Let the two straight lines AB and CD be at right angles to the plane of reference.
I say that AB is parallel to CD.
Let them meet the plane of reference at the points B and D.
Join the straight line BD. Draw DE in the plane of reference at right angles to BD, and make DE equal to AB.
Now, since AB is at right angles to the plane of reference, it also makes right angles with all the straight lines which meet it and lie in the plane of reference.
But each of the straight lines BD and BE lies in the plane of reference and meets AB, therefore each of the angles ABD and ABE is right.
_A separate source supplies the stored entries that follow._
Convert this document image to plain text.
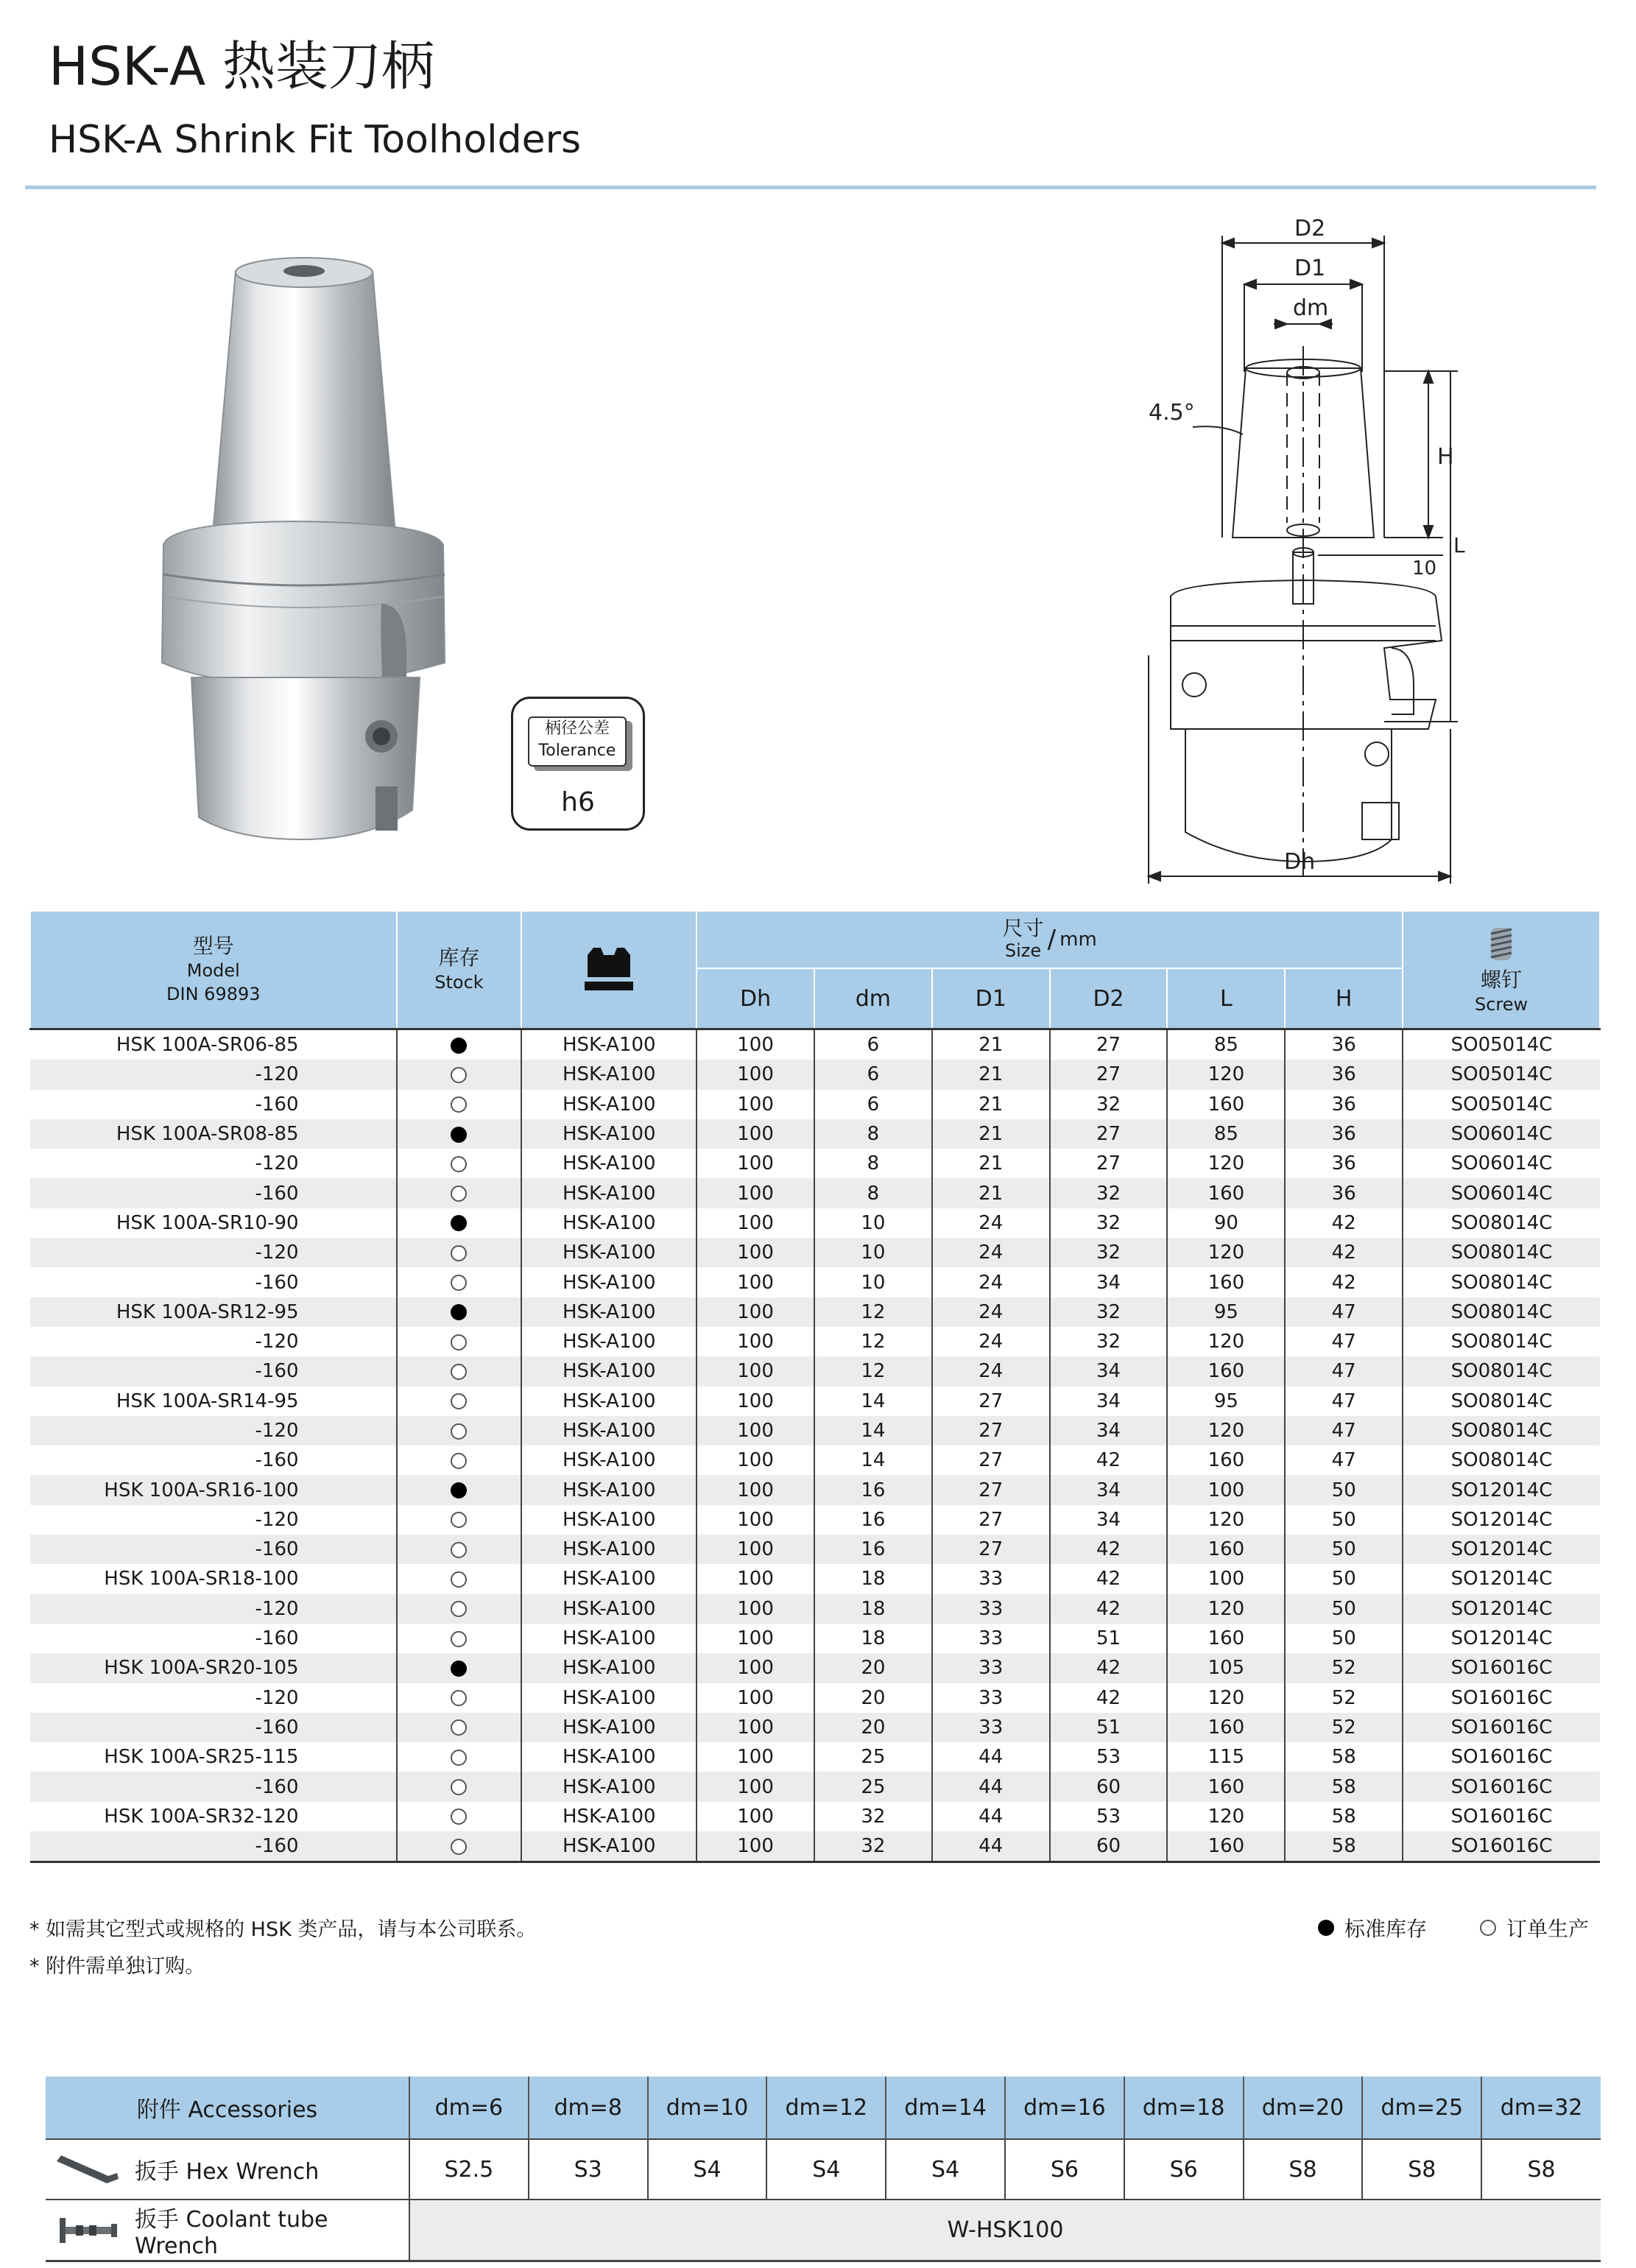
HSK-A 热装刀柄
HSK-A Shrink Fit Toolholders
柄径公差
Tolerance
h6
D2
D1
dm
4.5°
H
10
L
Dh
型号
Model
DIN 69893	库存
Stock		尺寸
Size / mm						螺钉
Screw

			Dh	dm	D1	D2	L	H	
HSK 100A-SR06-85		HSK-A100	100	6	21	27	85	36	SO05014C
-120		HSK-A100	100	6	21	27	120	36	SO05014C
-160		HSK-A100	100	6	21	32	160	36	SO05014C
HSK 100A-SR08-85		HSK-A100	100	8	21	27	85	36	SO06014C
-120		HSK-A100	100	8	21	27	120	36	SO06014C
-160		HSK-A100	100	8	21	32	160	36	SO06014C
HSK 100A-SR10-90		HSK-A100	100	10	24	32	90	42	SO08014C
-120		HSK-A100	100	10	24	32	120	42	SO08014C
-160		HSK-A100	100	10	24	34	160	42	SO08014C
HSK 100A-SR12-95		HSK-A100	100	12	24	32	95	47	SO08014C
-120		HSK-A100	100	12	24	32	120	47	SO08014C
-160		HSK-A100	100	12	24	34	160	47	SO08014C
HSK 100A-SR14-95		HSK-A100	100	14	27	34	95	47	SO08014C
-120		HSK-A100	100	14	27	34	120	47	SO08014C
-160		HSK-A100	100	14	27	42	160	47	SO08014C
HSK 100A-SR16-100		HSK-A100	100	16	27	34	100	50	SO12014C
-120		HSK-A100	100	16	27	34	120	50	SO12014C
-160		HSK-A100	100	16	27	42	160	50	SO12014C
HSK 100A-SR18-100		HSK-A100	100	18	33	42	100	50	SO12014C
-120		HSK-A100	100	18	33	42	120	50	SO12014C
-160		HSK-A100	100	18	33	51	160	50	SO12014C
HSK 100A-SR20-105		HSK-A100	100	20	33	42	105	52	SO16016C
-120		HSK-A100	100	20	33	42	120	52	SO16016C
-160		HSK-A100	100	20	33	51	160	52	SO16016C
HSK 100A-SR25-115		HSK-A100	100	25	44	53	115	58	SO16016C
-160		HSK-A100	100	25	44	60	160	58	SO16016C
HSK 100A-SR32-120		HSK-A100	100	32	44	53	120	58	SO16016C
-160		HSK-A100	100	32	44	60	160	58	SO16016C
* 如需其它型式或规格的 HSK 类产品，请与本公司联系。
* 附件需单独订购。
标准库存	订单生产
附件 Accessories	dm=6	dm=8	dm=10	dm=12	dm=14	dm=16	dm=18	dm=20	dm=25	dm=32

扳手 Hex Wrench	S2.5	S3	S4	S4	S4	S6	S6	S8	S8	S8

扳手 Coolant tube Wrench	W-HSK100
For the same reason each of the angles CDB and CDE is also right.
And since AB equals DE, and BD is common, therefore the two sides AB and BD equal the two sides ED and DB. And they include right angles, therefore the base AD equals the base BE
And, since AB equals DE while AD equals BE, the two sides AB and BE equal the two sides ED and DA, and AE is their common base, therefore the angle ABE equals the angle EDA.
But the angle ABE is right, therefore the angle EDA is also right. Therefore ED is at right angles to DA.
But it is also at right angles to each of the straight lines BD and DC, therefore ED is set up at right angles to the three straight lines BD, DA, and DC at their intersection. Therefore the three straight lines BD, DA, and DC lie in one plane.
But in whatever plane DB and DA lie, AB also lies, for every triangle lies in one plane.
Therefore the straight lines AB, BD, and DC lie in one plane. And each of the angles ABD and BDC is right, therefore AB is parallel to CD.
Therefore, if two straight lines are at right angles to the same plane, then the straight lines are parallel.
A converse of this proposition is XI.8.